Women leading the tech industry work to shape a more feminine future

Panelist Yvonne Felix, head of partnerships at eSight, speaks during the event’s panel segment. (Alex Pankratz/Ryersonian Staff)

We Are Wearables is aiming to create a more feminine future for Canada’s tech industry.

At its monthly wearables event, co-hosted with fashion brand Electric Runway and titled Women and Wearables (WWTO), the goal was to raise awareness, drive conversation and elicit action on the need for diversity in the wearable technology industry. The event was hosted on March 28.

This is the second Women and Wearables event and it featured talks from leading women in the tech industry, along with a panel segment.

These female tech leaders, such as InteraXon co-founder Ariel Garten and Social Body Lab director Kate Hartman, described opportunities and challenges for women in hardware, the need for diversity in tech teams and what it takes to be a female founder.

Some of the wearable tech on display in the demo area. (Alex Pankratz/Ryersonian Staff)

According to Ryerson University alumna and Electric Runway founder Amanda Cosco, it takes a woman’s intuition.

“It is my thesis that women are emotional and social, but that is exactly what wearable tech needs right now,” said Cosco.

Cosco continued to talk about female empowerment in relation to the Women’s March on Washington this past January.

“Where do males sit in that future if the future is female? Does it mean that the future could be feminine? What would it mean to lead our businesses and institutions with a more feminine approach?”

Gender equality still seems far off in the business realm. A 2013 Industry Canada study shows that more than half of medium-sized businesses are owned entirely by men, while only four per cent are owned by women. Similarly, more than half of small-sized businesses are also owned by men — just 14 per cent of these businesses are owned exclusively by women. The remaining amount in small and medium-sized businesses are of equal gender ownership.

A previous report by the Ryersonian notes that just over 20 per cent of entrepreneurs in Ryerson’s Digital Media Zone (DMZ) are female.

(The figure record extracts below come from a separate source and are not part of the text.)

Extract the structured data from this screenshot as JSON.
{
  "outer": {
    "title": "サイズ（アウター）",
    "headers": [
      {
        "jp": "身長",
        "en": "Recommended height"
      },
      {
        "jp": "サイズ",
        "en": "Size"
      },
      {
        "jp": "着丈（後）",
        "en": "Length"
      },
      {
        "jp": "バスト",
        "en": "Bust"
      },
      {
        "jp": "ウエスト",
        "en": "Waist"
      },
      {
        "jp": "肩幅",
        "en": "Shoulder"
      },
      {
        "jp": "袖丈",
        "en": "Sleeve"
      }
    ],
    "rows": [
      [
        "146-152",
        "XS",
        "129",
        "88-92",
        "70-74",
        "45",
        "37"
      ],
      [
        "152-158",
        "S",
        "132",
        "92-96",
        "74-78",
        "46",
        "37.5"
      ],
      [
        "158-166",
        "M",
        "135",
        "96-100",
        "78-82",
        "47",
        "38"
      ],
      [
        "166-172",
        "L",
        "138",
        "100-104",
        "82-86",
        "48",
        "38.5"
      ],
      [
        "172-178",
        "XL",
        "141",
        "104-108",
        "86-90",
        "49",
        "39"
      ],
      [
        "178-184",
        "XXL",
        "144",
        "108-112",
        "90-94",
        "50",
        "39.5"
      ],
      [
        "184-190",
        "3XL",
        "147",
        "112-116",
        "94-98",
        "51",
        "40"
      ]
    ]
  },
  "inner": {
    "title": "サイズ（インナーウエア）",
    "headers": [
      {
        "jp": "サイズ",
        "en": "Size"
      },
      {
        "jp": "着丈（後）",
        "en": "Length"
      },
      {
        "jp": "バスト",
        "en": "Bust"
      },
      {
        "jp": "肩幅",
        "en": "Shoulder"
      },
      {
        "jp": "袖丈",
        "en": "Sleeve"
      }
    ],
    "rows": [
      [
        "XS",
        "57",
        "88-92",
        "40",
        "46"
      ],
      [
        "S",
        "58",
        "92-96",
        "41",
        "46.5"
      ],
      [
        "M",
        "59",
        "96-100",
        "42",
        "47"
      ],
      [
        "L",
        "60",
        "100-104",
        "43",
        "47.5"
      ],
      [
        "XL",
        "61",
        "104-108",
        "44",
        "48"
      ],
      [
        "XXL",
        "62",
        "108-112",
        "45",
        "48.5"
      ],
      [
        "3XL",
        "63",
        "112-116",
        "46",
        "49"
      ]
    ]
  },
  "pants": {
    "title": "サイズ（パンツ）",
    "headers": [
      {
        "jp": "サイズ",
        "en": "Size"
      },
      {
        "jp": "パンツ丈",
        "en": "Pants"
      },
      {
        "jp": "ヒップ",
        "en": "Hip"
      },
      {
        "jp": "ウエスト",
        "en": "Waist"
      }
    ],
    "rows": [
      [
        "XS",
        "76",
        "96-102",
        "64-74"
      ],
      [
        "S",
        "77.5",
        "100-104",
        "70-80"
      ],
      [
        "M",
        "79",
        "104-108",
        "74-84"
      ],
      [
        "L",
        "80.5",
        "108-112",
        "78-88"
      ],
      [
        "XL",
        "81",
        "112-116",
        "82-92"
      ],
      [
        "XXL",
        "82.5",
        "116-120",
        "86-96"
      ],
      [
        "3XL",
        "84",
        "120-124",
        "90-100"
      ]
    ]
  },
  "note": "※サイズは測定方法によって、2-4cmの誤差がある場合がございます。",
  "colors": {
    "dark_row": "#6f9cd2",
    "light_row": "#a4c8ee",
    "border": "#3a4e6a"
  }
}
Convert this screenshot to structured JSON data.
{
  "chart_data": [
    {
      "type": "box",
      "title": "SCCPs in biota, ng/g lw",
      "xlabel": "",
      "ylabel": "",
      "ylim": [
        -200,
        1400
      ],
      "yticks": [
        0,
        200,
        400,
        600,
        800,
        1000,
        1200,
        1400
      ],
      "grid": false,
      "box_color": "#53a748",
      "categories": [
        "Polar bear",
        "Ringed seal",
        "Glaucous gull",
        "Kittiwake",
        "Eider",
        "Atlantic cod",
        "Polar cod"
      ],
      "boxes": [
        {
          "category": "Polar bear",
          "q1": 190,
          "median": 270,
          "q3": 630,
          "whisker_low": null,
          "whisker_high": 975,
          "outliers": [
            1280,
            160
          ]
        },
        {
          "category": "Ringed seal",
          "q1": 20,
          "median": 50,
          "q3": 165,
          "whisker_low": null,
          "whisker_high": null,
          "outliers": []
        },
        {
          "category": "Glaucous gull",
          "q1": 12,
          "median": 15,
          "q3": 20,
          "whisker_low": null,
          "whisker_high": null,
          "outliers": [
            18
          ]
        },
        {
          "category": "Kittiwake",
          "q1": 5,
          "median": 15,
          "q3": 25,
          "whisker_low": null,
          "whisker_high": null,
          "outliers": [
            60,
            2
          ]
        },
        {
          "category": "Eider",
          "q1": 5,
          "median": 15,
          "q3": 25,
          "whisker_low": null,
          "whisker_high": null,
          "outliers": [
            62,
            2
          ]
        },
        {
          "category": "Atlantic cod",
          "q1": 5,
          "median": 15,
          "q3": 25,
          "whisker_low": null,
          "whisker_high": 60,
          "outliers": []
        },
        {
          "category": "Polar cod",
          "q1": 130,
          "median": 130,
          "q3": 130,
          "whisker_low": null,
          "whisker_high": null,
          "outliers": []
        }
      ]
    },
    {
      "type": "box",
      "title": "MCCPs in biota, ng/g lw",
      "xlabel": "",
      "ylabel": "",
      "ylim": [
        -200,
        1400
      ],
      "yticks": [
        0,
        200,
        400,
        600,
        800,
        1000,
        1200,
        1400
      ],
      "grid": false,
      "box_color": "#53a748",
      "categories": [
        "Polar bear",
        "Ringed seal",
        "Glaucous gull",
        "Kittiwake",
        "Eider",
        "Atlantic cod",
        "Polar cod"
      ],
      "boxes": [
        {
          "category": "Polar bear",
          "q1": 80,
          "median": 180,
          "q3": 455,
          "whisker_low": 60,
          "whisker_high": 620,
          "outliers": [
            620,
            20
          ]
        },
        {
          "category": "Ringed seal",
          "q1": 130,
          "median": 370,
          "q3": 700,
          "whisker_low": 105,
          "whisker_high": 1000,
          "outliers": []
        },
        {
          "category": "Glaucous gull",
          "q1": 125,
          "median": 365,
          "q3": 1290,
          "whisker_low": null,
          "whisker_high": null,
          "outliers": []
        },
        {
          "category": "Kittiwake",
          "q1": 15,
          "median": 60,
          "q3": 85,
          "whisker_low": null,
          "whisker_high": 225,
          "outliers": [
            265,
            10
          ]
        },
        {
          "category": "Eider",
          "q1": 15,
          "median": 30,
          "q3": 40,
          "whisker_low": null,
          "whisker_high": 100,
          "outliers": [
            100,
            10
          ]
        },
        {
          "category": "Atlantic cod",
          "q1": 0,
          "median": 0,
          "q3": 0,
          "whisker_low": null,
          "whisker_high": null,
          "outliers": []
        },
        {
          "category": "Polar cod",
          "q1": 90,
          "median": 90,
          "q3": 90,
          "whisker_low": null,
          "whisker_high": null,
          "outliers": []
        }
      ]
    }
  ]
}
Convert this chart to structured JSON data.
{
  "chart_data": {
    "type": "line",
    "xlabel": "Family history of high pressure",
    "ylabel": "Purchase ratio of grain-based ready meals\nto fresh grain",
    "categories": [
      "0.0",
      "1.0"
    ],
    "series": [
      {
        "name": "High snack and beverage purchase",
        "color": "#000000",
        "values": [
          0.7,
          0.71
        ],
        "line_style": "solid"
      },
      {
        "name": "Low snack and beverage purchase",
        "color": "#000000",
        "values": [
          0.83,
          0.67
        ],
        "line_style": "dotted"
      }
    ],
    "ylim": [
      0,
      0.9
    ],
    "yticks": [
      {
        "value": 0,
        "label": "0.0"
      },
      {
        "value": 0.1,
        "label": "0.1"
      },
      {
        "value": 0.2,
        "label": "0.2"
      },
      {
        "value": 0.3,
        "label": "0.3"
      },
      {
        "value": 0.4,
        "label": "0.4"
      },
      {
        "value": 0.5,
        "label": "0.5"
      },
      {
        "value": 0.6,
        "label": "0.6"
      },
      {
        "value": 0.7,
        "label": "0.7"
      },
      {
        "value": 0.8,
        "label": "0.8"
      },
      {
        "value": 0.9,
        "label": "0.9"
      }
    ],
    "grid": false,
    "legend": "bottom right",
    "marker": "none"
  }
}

While this number is high in comparison to other similar Canadian tech incubators, it remains low overall.

It was through speakers and product demonstrations, however, that WWTO showed Canadian tech companies are making strides to achieve gender equality in the workplace.

An event attendee tries out the brain sensing meditation headband from Muse. (Alex Pankratz/Ryersonian Staff)

According to keynote speaker and chief digital officer of the Canadian Film Centre Ana Serrano, part of accomplishing gender equality in tech involves getting comfortable with being uncomfortable.

“If you’re not feeling the pain of physical discomfort or the pain of social discomfort, then you’re probably not doing anything far enough to change the world,” said Serrano. “Discomfort is our ally.”

Based on observation, there was a fairly equal amount of men and women at the event, which is a good start, but it’s not enough for Karen Kwan, the vice-president of finance and operations at Meta, creator of the first commercially available augmented reality system.

“When it comes to diversity, we all have a role – not just the minority,” said Kwan.

While Cosco said it’s important to talk about all the hardships women have faced and will continue to face in the tech industry, it’s just as important to celebrate how far women have come.

“We can get on this stage and we can talk about the discrimination that women face in tech, we can get on stage and talk about how women only earn [74] cents on the male dollar, and I think those conversations are important,” she said. “But I think it’s also important to highlight the achievements of women in tech and talk about how these women are successful, not despite the fact that they’re women, but because they’re women.”